Vastly more important to me are the positive ones. What I do find is the whole lovely mess of the universe taken together is astonishing, beautiful, terrifying and deserves designations of awe. I believe in something similar to Spinoza’s God. I have no problem calling the whole of the cosmos taken together God.
I need to emphasize this is not a philosophical assertion. I’m speaking of what my heart experiences. I look around and I see God. I look within my heart and I find God. I believe the whole is sacred, what the Gnostics called Pleroma, the fullness of all that is. I feel this fullness and the name God dances on my tongue like a flame. My experience of this is ecstatic and I hear this experience echoed in many voices from many traditions. I certainly recognize it in much of that ancient Gnostic poem Thunder, Perfect Mind we used for today’s text.
And while not directly on point, but connected and important, I believe in the power of prayer – as attention and aspiration. More directly on point, I believe this God is best known in our attention to each other, to our individual acts of kindness and our work for justice in this world. We are one family and, God knows, we should act like it.

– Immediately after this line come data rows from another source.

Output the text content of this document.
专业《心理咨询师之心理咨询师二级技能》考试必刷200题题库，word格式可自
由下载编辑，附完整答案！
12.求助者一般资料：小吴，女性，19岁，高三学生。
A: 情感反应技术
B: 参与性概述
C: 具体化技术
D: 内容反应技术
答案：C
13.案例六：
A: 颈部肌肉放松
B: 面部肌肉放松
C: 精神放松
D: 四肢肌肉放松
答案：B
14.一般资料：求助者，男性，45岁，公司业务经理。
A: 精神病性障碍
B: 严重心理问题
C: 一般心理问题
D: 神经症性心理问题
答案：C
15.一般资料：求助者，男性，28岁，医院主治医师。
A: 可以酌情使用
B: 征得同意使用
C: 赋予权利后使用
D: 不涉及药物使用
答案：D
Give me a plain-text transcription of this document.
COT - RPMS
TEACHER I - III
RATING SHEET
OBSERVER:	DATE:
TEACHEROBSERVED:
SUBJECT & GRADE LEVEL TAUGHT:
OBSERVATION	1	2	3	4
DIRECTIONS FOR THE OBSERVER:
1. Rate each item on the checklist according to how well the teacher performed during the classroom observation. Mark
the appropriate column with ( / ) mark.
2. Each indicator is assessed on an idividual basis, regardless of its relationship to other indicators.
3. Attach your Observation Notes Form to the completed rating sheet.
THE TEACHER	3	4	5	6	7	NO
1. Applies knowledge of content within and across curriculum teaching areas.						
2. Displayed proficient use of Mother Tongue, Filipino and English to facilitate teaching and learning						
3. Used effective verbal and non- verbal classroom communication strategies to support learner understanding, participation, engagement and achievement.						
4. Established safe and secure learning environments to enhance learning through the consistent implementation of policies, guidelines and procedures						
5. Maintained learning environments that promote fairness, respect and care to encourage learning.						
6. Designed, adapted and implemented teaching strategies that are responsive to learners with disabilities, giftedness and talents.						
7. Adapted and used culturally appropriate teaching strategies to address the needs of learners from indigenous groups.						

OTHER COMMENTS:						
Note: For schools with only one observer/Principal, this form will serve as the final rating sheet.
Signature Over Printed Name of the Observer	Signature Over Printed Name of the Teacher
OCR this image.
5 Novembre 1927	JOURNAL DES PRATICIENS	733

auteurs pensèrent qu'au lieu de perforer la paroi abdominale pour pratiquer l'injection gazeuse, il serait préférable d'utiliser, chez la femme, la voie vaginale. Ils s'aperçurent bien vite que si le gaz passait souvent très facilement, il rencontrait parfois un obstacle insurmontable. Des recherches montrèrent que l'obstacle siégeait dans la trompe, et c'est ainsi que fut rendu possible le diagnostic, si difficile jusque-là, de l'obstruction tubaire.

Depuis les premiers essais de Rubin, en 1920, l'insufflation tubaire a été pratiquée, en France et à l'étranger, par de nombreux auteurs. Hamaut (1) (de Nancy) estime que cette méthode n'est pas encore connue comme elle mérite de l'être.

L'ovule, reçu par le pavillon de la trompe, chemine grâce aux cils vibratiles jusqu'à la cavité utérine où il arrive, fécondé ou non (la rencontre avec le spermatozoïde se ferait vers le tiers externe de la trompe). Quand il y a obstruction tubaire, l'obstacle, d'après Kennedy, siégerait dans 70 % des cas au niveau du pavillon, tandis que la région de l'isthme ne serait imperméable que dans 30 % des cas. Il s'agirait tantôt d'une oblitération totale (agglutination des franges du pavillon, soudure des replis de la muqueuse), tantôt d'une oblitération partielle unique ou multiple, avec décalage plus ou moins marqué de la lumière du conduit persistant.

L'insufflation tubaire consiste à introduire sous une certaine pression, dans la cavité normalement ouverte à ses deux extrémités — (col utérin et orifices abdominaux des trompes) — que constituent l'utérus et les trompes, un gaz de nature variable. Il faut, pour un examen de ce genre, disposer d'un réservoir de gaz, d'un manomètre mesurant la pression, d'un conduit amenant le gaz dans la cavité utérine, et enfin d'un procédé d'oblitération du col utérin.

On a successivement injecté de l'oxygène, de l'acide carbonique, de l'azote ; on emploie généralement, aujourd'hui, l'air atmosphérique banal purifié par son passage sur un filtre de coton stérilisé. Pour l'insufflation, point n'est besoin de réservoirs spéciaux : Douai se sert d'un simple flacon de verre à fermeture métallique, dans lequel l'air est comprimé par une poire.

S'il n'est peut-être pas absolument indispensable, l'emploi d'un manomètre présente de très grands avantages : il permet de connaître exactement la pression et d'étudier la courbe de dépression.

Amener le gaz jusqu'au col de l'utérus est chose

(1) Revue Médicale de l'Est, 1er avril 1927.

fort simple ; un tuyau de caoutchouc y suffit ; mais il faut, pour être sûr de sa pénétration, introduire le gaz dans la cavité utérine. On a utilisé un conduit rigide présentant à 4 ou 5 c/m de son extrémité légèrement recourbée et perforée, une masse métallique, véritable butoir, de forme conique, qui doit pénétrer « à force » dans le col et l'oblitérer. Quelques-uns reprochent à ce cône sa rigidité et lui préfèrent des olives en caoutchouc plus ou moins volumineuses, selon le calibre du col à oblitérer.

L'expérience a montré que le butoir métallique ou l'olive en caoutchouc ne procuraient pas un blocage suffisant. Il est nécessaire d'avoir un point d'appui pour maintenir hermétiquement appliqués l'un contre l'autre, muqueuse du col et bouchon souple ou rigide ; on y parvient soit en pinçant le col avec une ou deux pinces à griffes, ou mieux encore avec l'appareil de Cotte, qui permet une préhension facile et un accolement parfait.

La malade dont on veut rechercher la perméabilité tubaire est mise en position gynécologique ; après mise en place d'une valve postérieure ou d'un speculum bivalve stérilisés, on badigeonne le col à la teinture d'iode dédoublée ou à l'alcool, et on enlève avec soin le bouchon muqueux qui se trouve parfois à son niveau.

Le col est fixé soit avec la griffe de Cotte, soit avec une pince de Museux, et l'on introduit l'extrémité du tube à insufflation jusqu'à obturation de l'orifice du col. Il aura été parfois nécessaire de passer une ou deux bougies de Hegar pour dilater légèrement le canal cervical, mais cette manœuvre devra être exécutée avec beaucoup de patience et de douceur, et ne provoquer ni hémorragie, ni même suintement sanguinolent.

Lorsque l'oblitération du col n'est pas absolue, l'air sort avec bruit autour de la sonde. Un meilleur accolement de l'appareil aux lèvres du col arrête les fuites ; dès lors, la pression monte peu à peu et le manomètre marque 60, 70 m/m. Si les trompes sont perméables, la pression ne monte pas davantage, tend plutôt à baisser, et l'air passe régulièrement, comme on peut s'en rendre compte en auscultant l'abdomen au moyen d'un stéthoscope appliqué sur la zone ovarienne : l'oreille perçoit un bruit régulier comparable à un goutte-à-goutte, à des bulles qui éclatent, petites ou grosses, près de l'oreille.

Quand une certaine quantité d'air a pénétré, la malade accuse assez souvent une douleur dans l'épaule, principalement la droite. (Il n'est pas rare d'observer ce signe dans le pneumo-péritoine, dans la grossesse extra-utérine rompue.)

Of course, as I’ve heard, arguing theology or the meaning of spirituality with a Unitarian Universalist is like mud wrestling with a pig. At some point you realize the pig really likes it. Here’s where I’d like to hold up that caution and invitation I mentioned near the beginning. We like to argue. Actually as a group we love to argue. If we aren’t careful argument can be hurtful and destructive. That argument, however, can also be a spiritual practice. If we embrace it, and tame it just a little bit, something wonderful can emerge. It is a way of creative engagement, where if we’re able to be vulnerable and kind at the same time as we say what we feel and think, new vistas can open for us as individuals and within our community.
Our collective need, my own personal need is for people who have a more personalized vision of God, people for whom God is a harmful concept, and all of us in-between, to not despise each other’s vision. Our gathering isn’t a contest about who is more put upon, or even who has the best take on truth. Rather our authentic way is one of engagement, of curiosity and care, of discovering a constantly unfolding, dynamic truth. Our need as a spiritual community is to covenant to be together and to be authentic with each other in kindness and love on our shared quest for meaning and purpose in life.
Our way has no creed, but it is a way of covenant. And I suggest our willingness to be with each other as we are, to be genuinely curious about each other’s views, to challenge with respect reveals much, perhaps even the mind of God. It’s that important, I really believe.